HDFC Securities Institutional Research created a framework to identify potential winners based on key parameters that are critical to picking outperformers in this space.  

The key determinants, among others, are a) covered market; b) exposure to high growth molecules; c) ability to build brands (number of Rs50cr+ brands); d) historical performance vs. the IPM. We have equally weighted these parameters to rank these companies 

The WHO estimates that by 2030, CVD would be responsible for more than 35% deaths in India (vs. 25% in 2016) with ischemic heart disease and stroke responsible for >80% of this burden.  

Cardiac has displaced anti-infectives as the leading therapy in India (July 20) and has grown at 10% CAGR over the last four years, outperforming the IPM by 200bps.  

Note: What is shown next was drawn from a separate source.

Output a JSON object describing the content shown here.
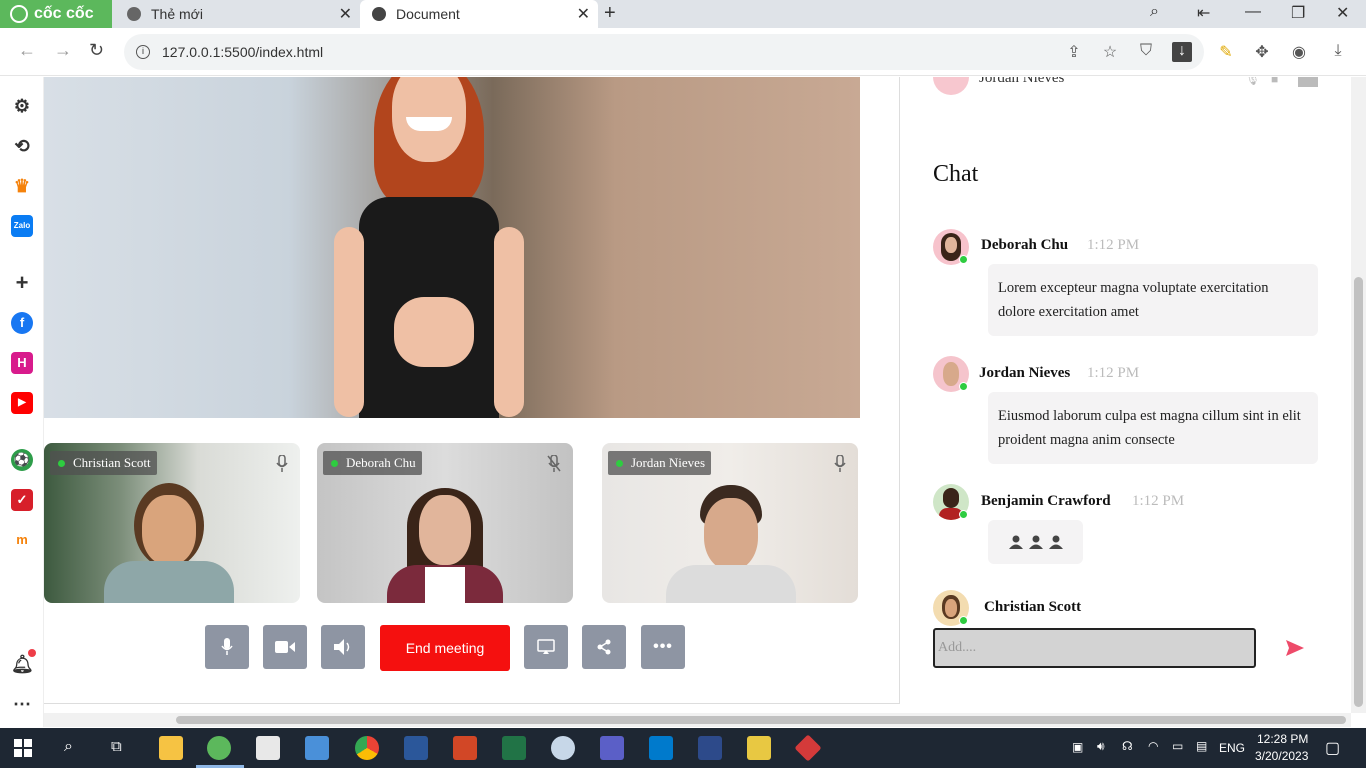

“More importantly, the volume growth has been ~6%, which is double the industry average. While domestic firms dominate this market, the share of MNCs is restricted to less than 13%,” said the report. 

Notwithstanding COVID disruption, the cardiac market grew at 10% YoY vs. 4% decline in IPM from Apr-Aug 20 which is a positive sign for the above-mentioned companies. 

(Disclaimer: The views/suggestions/advices expressed here in this article are solely by investment experts. Zee Business suggests its readers to consult with their investment advisers before making any financial decision.)